Notícia

PROTESTE contra alta de tarifa bancária

01 abril 2008

01 abril 2008

Associação pede providências às autoridades para coibir os reajustes abusivos de preços  e cobrança por serviços antes gratuitos.

A PROTESTE Associação de Consumidores está notificando o Conselho Administrativo de Defesa Econômica (Cade), o Ministério da Fazenda, o Banco Central e o Departamento de Proteção e Defesa do Consumidor (DPDC) do Ministério da Justiça para apurar e punir o reajuste abusivo das tarifas bancárias. A entidade já havia solicitado ao Banco Central a antecipação da entrada em vigor das novas regras das tarifas bancárias por temer um tarifaço antes da padronização da nomenclatura de serviços cobrados.

A padronização de tarifas que deveria ajudar o consumidor a entender os serviços que estavam sendo cobrados, e facilitar a comparação entre os bancos, acabaram tendo um efeito nocivo porque os bancos simplesmente aumentaram e muito o custo do serviço “básico”, com impacto de até 200% a mais no custo mensal de alguns serviços.

O Citibank, por exemplo, passará a cobrar R$ 44 pelo serviço básico. Os mesmos serviços e mais alguns já eram contemplados pela Cesta básica com cheque, a um custo de R$ 17, ou seja, haverá um aumento de 159% no bolso dos correntistas desse banco. No Real a PROTESTE detectou a mesma prática, por serviços que o cliente pagava R$ 9,00 na multicesta 1, passará a pagar R$ 27, com aumento de 200%.
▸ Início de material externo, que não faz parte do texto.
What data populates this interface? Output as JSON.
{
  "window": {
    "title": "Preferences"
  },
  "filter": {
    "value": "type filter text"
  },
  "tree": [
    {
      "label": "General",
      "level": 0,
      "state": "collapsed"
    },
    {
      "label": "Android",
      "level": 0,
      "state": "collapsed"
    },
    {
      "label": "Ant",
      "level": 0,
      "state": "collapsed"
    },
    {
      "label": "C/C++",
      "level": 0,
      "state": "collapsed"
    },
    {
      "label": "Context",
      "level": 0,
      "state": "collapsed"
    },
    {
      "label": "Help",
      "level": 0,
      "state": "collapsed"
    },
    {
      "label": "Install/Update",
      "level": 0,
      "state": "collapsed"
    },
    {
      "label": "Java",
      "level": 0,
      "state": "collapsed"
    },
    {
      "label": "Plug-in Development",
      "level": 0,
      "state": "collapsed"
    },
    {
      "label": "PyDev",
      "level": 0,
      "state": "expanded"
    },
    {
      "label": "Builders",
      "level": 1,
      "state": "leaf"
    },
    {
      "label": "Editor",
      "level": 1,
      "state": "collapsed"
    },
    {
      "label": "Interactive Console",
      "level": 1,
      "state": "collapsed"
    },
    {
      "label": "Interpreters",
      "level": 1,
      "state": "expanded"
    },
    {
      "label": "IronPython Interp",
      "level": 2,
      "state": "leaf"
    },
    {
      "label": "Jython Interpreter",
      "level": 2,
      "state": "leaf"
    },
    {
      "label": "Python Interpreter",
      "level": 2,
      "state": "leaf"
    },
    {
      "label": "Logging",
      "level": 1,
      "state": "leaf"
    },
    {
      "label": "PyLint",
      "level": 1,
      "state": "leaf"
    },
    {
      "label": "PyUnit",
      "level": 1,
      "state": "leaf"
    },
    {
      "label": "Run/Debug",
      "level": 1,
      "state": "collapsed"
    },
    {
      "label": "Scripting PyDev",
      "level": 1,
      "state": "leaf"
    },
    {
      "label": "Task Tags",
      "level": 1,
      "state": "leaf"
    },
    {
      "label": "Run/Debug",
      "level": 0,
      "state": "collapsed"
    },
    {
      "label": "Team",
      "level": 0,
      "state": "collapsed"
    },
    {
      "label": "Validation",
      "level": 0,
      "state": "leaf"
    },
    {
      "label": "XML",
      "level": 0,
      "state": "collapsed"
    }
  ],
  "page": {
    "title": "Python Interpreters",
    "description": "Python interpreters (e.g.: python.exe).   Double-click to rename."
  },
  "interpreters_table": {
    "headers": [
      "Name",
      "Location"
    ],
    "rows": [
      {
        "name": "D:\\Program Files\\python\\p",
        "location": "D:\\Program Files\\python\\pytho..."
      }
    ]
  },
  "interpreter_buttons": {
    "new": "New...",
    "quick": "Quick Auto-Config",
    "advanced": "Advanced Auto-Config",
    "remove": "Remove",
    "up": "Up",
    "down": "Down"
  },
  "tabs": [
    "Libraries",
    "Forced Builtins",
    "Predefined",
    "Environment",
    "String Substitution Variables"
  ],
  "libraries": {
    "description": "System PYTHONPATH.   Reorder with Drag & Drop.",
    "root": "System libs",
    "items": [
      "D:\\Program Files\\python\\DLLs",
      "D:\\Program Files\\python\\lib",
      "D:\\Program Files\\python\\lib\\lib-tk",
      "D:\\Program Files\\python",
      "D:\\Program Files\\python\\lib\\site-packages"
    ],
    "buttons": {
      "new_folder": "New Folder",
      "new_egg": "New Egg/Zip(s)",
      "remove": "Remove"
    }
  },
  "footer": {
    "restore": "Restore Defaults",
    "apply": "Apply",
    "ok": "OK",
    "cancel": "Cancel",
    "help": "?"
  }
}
No banco Safra, por exemplo,  o consumidor tinha acesso a todos os serviços incluídos no que era chamado de “pacote básico” e o custo era de R$ 10 mensais, e ele ainda tinha direito a 20 cheques, operações de DOC e TED sem limites – Conta Básica do Safra. Agora, por menos serviços terá que desembolsar R$ 28, um aumento de 180%.O menor custo será cobrado pelo Mercantil do Brasil (R$ 9,00) seguido da CEF (R$15) e  o mais alto pelo Citi ,R$ 44 no

O pacote básico é composto por confecção e cadastro para início de relacionamento, renovação de cadastro ( 2 vezes por ano), 8 saques, 4 extratos mensais, 1 extrato do mês anterior e 4 transferências entre contas da mesma instituição, e sem direito a cheque.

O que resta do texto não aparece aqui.